Tuesday, March 28, 2006

Thinking Like a Writer

You can teach almost anyone determined to learn them the basics required to write sentences and paragraphs that say what you want them to say clearly and concisely. It's far more difficult to get people to think like a writer, to give up conventional habits of mind and emotion. You must be able to step inside your character's skin and at the same time to remain outside the dicey circumstances you have maneuvered her into. I can't remember how many times I advised students to stop writing the sunny hours and write from where it hurts: "No one wants to read polite. It puts them to sleep."

The idea that people aren't always what they seem was a startling notion to more beginning students than I like to acknowledge. I thought everyone knew that a person who smiles all the time may very well have a troubled and even murderous heart. This in turn leads to an analysis of what it means to be a) cynical and b) skeptical, and how, if you're going to write fiction it's more productive to be b than a.

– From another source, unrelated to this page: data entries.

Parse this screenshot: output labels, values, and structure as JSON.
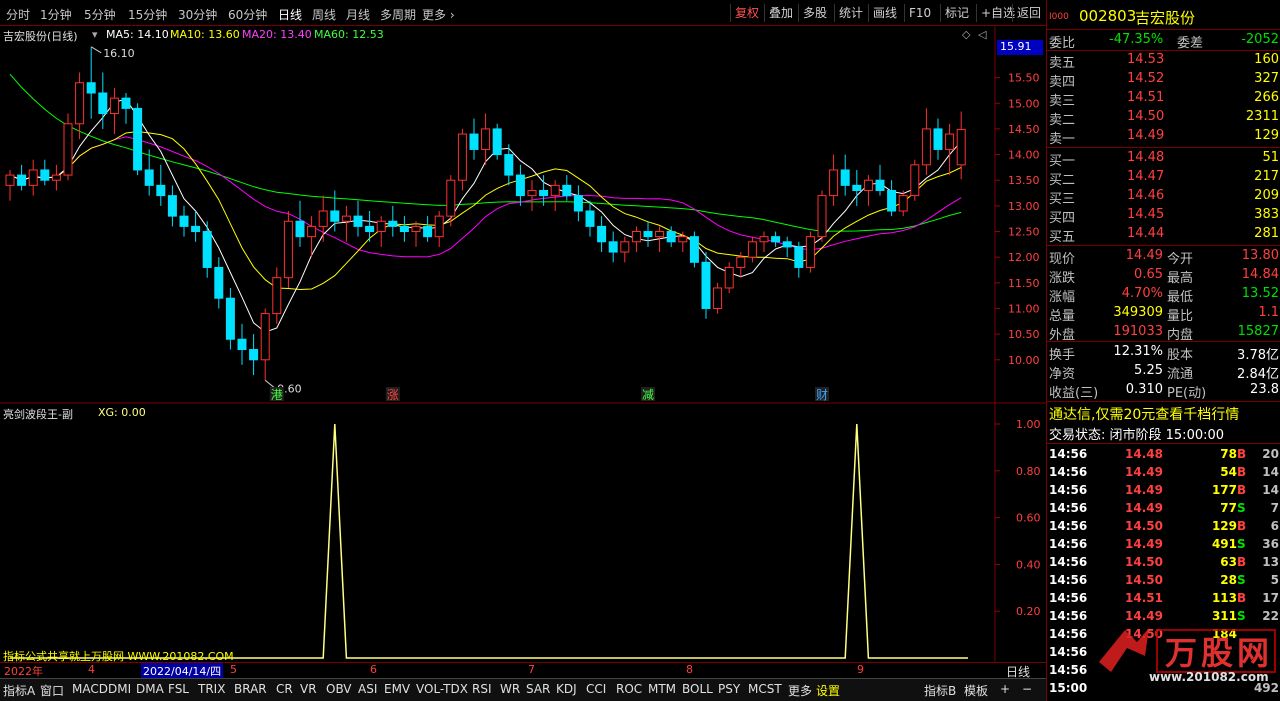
{
  "toolbar": {
    "periods": [
      "分时",
      "1分钟",
      "5分钟",
      "15分钟",
      "30分钟",
      "60分钟",
      "日线",
      "周线",
      "月线",
      "多周期",
      "更多"
    ],
    "active_period": "日线",
    "tools": [
      "复权",
      "叠加",
      "多股",
      "统计",
      "画线",
      "F10",
      "标记",
      "+自选",
      "返回"
    ]
  },
  "main": {
    "title": "吉宏股份(日线)",
    "ma5": "MA5: 14.10",
    "ma10": "MA10: 13.60",
    "ma20": "MA20: 13.40",
    "ma60": "MA60: 12.53",
    "high_label": "16.10",
    "low_label": "9.60",
    "current_price_tag": "15.91",
    "markers": [
      "港",
      "涨",
      "减",
      "财"
    ],
    "colors": {
      "ma5": "#ffffff",
      "ma10": "#ffff00",
      "ma20": "#ff00ff",
      "ma60": "#00ff00",
      "up": "#ff3030",
      "down": "#00e0ff"
    }
  },
  "indicator": {
    "title": "亮剑波段王-副",
    "xg": "XG: 0.00",
    "watermark": "指标公式共享就上万股网 WWW.201082.COM",
    "color": "#ffff80"
  },
  "date_axis": {
    "start": "2022年",
    "selected": "2022/04/14/四",
    "months": [
      "4",
      "5",
      "6",
      "7",
      "8",
      "9"
    ],
    "period_button": "日线"
  },
  "bottom_tabs": [
    "指标A",
    "窗口",
    "MACD",
    "DMI",
    "DMA",
    "FSL",
    "TRIX",
    "BRAR",
    "CR",
    "VR",
    "OBV",
    "ASI",
    "EMV",
    "VOL-TDX",
    "RSI",
    "WR",
    "SAR",
    "KDJ",
    "CCI",
    "ROC",
    "MTM",
    "BOLL",
    "PSY",
    "MCST",
    "更多",
    "设置"
  ],
  "bottom_right": [
    "指标B",
    "模板",
    "+",
    "−"
  ],
  "quote": {
    "code": "002803",
    "name": "吉宏股份",
    "weibi_label": "委比",
    "weibi": "-47.35%",
    "weicha_label": "委差",
    "weicha": "-2052",
    "asks": [
      {
        "label": "卖五",
        "price": "14.53",
        "vol": "160"
      },
      {
        "label": "卖四",
        "price": "14.52",
        "vol": "327"
      },
      {
        "label": "卖三",
        "price": "14.51",
        "vol": "266"
      },
      {
        "label": "卖二",
        "price": "14.50",
        "vol": "2311"
      },
      {
        "label": "卖一",
        "price": "14.49",
        "vol": "129"
      }
    ],
    "bids": [
      {
        "label": "买一",
        "price": "14.48",
        "vol": "51"
      },
      {
        "label": "买二",
        "price": "14.47",
        "vol": "217"
      },
      {
        "label": "买三",
        "price": "14.46",
        "vol": "209"
      },
      {
        "label": "买四",
        "price": "14.45",
        "vol": "383"
      },
      {
        "label": "买五",
        "price": "14.44",
        "vol": "281"
      }
    ],
    "stats": [
      {
        "l1": "现价",
        "v1": "14.49",
        "c1": "red",
        "l2": "今开",
        "v2": "13.80",
        "c2": "red"
      },
      {
        "l1": "涨跌",
        "v1": "0.65",
        "c1": "red",
        "l2": "最高",
        "v2": "14.84",
        "c2": "red"
      },
      {
        "l1": "涨幅",
        "v1": "4.70%",
        "c1": "red",
        "l2": "最低",
        "v2": "13.52",
        "c2": "green"
      },
      {
        "l1": "总量",
        "v1": "349309",
        "c1": "yellow",
        "l2": "量比",
        "v2": "1.1",
        "c2": "red"
      },
      {
        "l1": "外盘",
        "v1": "191033",
        "c1": "red",
        "l2": "内盘",
        "v2": "15827",
        "c2": "green"
      }
    ],
    "stats2": [
      {
        "l1": "换手",
        "v1": "12.31%",
        "l2": "股本",
        "v2": "3.78亿"
      },
      {
        "l1": "净资",
        "v1": "5.25",
        "l2": "流通",
        "v2": "2.84亿"
      },
      {
        "l1": "收益(三)",
        "v1": "0.310",
        "l2": "PE(动)",
        "v2": "23.8"
      }
    ],
    "promo": "通达信,仅需20元查看千档行情",
    "trade_status": "交易状态: 闭市阶段 15:00:00"
  },
  "ticks": [
    {
      "time": "14:56",
      "price": "14.48",
      "vol": "78",
      "side": "B",
      "n": "20"
    },
    {
      "time": "14:56",
      "price": "14.49",
      "vol": "54",
      "side": "B",
      "n": "14"
    },
    {
      "time": "14:56",
      "price": "14.49",
      "vol": "177",
      "side": "B",
      "n": "14"
    },
    {
      "time": "14:56",
      "price": "14.49",
      "vol": "77",
      "side": "S",
      "n": "7"
    },
    {
      "time": "14:56",
      "price": "14.50",
      "vol": "129",
      "side": "B",
      "n": "6"
    },
    {
      "time": "14:56",
      "price": "14.49",
      "vol": "491",
      "side": "S",
      "n": "36"
    },
    {
      "time": "14:56",
      "price": "14.50",
      "vol": "63",
      "side": "B",
      "n": "13"
    },
    {
      "time": "14:56",
      "price": "14.50",
      "vol": "28",
      "side": "S",
      "n": "5"
    },
    {
      "time": "14:56",
      "price": "14.51",
      "vol": "113",
      "side": "B",
      "n": "17"
    },
    {
      "time": "14:56",
      "price": "14.49",
      "vol": "311",
      "side": "S",
      "n": "22"
    },
    {
      "time": "14:56",
      "price": "14.50",
      "vol": "184",
      "side": "",
      "n": ""
    },
    {
      "time": "14:56",
      "price": "",
      "vol": "",
      "side": "",
      "n": ""
    },
    {
      "time": "14:56",
      "price": "",
      "vol": "",
      "side": "",
      "n": ""
    },
    {
      "time": "15:00",
      "price": "",
      "vol": "",
      "side": "",
      "n": "492"
    }
  ],
  "watermark": {
    "brand": "万股网",
    "url": "www.201082.com"
  },
  "chart_data": [
    {
      "type": "candlestick",
      "title": "吉宏股份(日线)",
      "y_ticks": [
        "15.50",
        "15.00",
        "14.50",
        "14.00",
        "13.50",
        "13.00",
        "12.50",
        "12.00",
        "11.50",
        "11.00",
        "10.50",
        "10.00"
      ],
      "ylim": [
        9.45,
        16.35
      ],
      "ohlc": [
        [
          13.4,
          13.7,
          13.1,
          13.6
        ],
        [
          13.6,
          13.8,
          13.3,
          13.4
        ],
        [
          13.4,
          13.9,
          13.2,
          13.7
        ],
        [
          13.7,
          13.9,
          13.4,
          13.5
        ],
        [
          13.5,
          13.8,
          13.3,
          13.6
        ],
        [
          13.6,
          14.8,
          13.5,
          14.6
        ],
        [
          14.6,
          15.6,
          14.3,
          15.4
        ],
        [
          15.4,
          16.1,
          14.7,
          15.2
        ],
        [
          15.2,
          15.6,
          14.5,
          14.8
        ],
        [
          14.8,
          15.3,
          14.4,
          15.1
        ],
        [
          15.1,
          15.2,
          14.6,
          14.9
        ],
        [
          14.9,
          15.0,
          13.6,
          13.7
        ],
        [
          13.7,
          14.1,
          13.2,
          13.4
        ],
        [
          13.4,
          13.8,
          13.0,
          13.2
        ],
        [
          13.2,
          13.4,
          12.6,
          12.8
        ],
        [
          12.8,
          13.0,
          12.4,
          12.6
        ],
        [
          12.6,
          12.9,
          12.3,
          12.5
        ],
        [
          12.5,
          12.7,
          11.6,
          11.8
        ],
        [
          11.8,
          12.0,
          11.0,
          11.2
        ],
        [
          11.2,
          11.4,
          10.2,
          10.4
        ],
        [
          10.4,
          10.7,
          9.9,
          10.2
        ],
        [
          10.2,
          10.5,
          9.7,
          10.0
        ],
        [
          10.0,
          11.0,
          9.6,
          10.9
        ],
        [
          10.9,
          11.8,
          10.7,
          11.6
        ],
        [
          11.6,
          12.9,
          11.4,
          12.7
        ],
        [
          12.7,
          13.1,
          12.2,
          12.4
        ],
        [
          12.4,
          12.8,
          12.0,
          12.6
        ],
        [
          12.6,
          13.2,
          12.3,
          12.9
        ],
        [
          12.9,
          13.3,
          12.5,
          12.7
        ],
        [
          12.7,
          13.0,
          12.3,
          12.8
        ],
        [
          12.8,
          13.1,
          12.4,
          12.6
        ],
        [
          12.6,
          12.9,
          12.3,
          12.5
        ],
        [
          12.5,
          12.8,
          12.2,
          12.7
        ],
        [
          12.7,
          13.0,
          12.4,
          12.6
        ],
        [
          12.6,
          12.8,
          12.3,
          12.5
        ],
        [
          12.5,
          12.7,
          12.2,
          12.6
        ],
        [
          12.6,
          12.8,
          12.3,
          12.4
        ],
        [
          12.4,
          12.9,
          12.2,
          12.8
        ],
        [
          12.8,
          13.6,
          12.6,
          13.5
        ],
        [
          13.5,
          14.5,
          13.3,
          14.4
        ],
        [
          14.4,
          14.7,
          13.9,
          14.1
        ],
        [
          14.1,
          14.8,
          13.8,
          14.5
        ],
        [
          14.5,
          14.6,
          13.9,
          14.0
        ],
        [
          14.0,
          14.2,
          13.4,
          13.6
        ],
        [
          13.6,
          13.8,
          13.0,
          13.2
        ],
        [
          13.2,
          13.5,
          12.9,
          13.3
        ],
        [
          13.3,
          13.6,
          13.0,
          13.2
        ],
        [
          13.2,
          13.5,
          12.9,
          13.4
        ],
        [
          13.4,
          13.6,
          13.1,
          13.2
        ],
        [
          13.2,
          13.4,
          12.7,
          12.9
        ],
        [
          12.9,
          13.1,
          12.4,
          12.6
        ],
        [
          12.6,
          12.8,
          12.1,
          12.3
        ],
        [
          12.3,
          12.5,
          11.9,
          12.1
        ],
        [
          12.1,
          12.4,
          11.9,
          12.3
        ],
        [
          12.3,
          12.6,
          12.1,
          12.5
        ],
        [
          12.5,
          12.7,
          12.2,
          12.4
        ],
        [
          12.4,
          12.6,
          12.1,
          12.5
        ],
        [
          12.5,
          12.6,
          12.2,
          12.3
        ],
        [
          12.3,
          12.5,
          12.1,
          12.4
        ],
        [
          12.4,
          12.5,
          11.8,
          11.9
        ],
        [
          11.9,
          12.1,
          10.8,
          11.0
        ],
        [
          11.0,
          11.5,
          10.9,
          11.4
        ],
        [
          11.4,
          11.9,
          11.3,
          11.8
        ],
        [
          11.8,
          12.1,
          11.6,
          12.0
        ],
        [
          12.0,
          12.4,
          11.9,
          12.3
        ],
        [
          12.3,
          12.5,
          12.1,
          12.4
        ],
        [
          12.4,
          12.5,
          12.2,
          12.3
        ],
        [
          12.3,
          12.4,
          12.0,
          12.2
        ],
        [
          12.2,
          12.3,
          11.6,
          11.8
        ],
        [
          11.8,
          12.5,
          11.7,
          12.4
        ],
        [
          12.4,
          13.3,
          12.3,
          13.2
        ],
        [
          13.2,
          14.0,
          13.0,
          13.7
        ],
        [
          13.7,
          14.0,
          13.2,
          13.4
        ],
        [
          13.4,
          13.7,
          13.0,
          13.3
        ],
        [
          13.3,
          13.6,
          13.0,
          13.5
        ],
        [
          13.5,
          13.8,
          13.2,
          13.3
        ],
        [
          13.3,
          13.5,
          12.8,
          12.9
        ],
        [
          12.9,
          13.3,
          12.8,
          13.2
        ],
        [
          13.2,
          13.9,
          13.1,
          13.8
        ],
        [
          13.8,
          14.9,
          13.6,
          14.5
        ],
        [
          14.5,
          14.7,
          13.9,
          14.1
        ],
        [
          14.1,
          14.6,
          13.6,
          14.4
        ],
        [
          13.8,
          14.84,
          13.52,
          14.49
        ]
      ]
    },
    {
      "type": "line",
      "title": "亮剑波段王-副",
      "y_ticks": [
        "1.00",
        "0.80",
        "0.60",
        "0.40",
        "0.20"
      ],
      "ylim": [
        0,
        1
      ],
      "series": [
        {
          "name": "XG",
          "spikes_at_index": [
            28,
            73
          ],
          "values_elsewhere": 0
        }
      ]
    }
  ]
}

If you're going to write fiction that's even vaguely autobiographical--and which of us hasn't?--in trying to decide what to put in and what to leave out, don't consider what your friends, neighbors and especially your immediate family are going to think and/or say, assuming, that is, that they ever read what you write. You don't want to hurt people deliberately; if you've got the proper skills, you can disguise most people so they won't recognize themselves.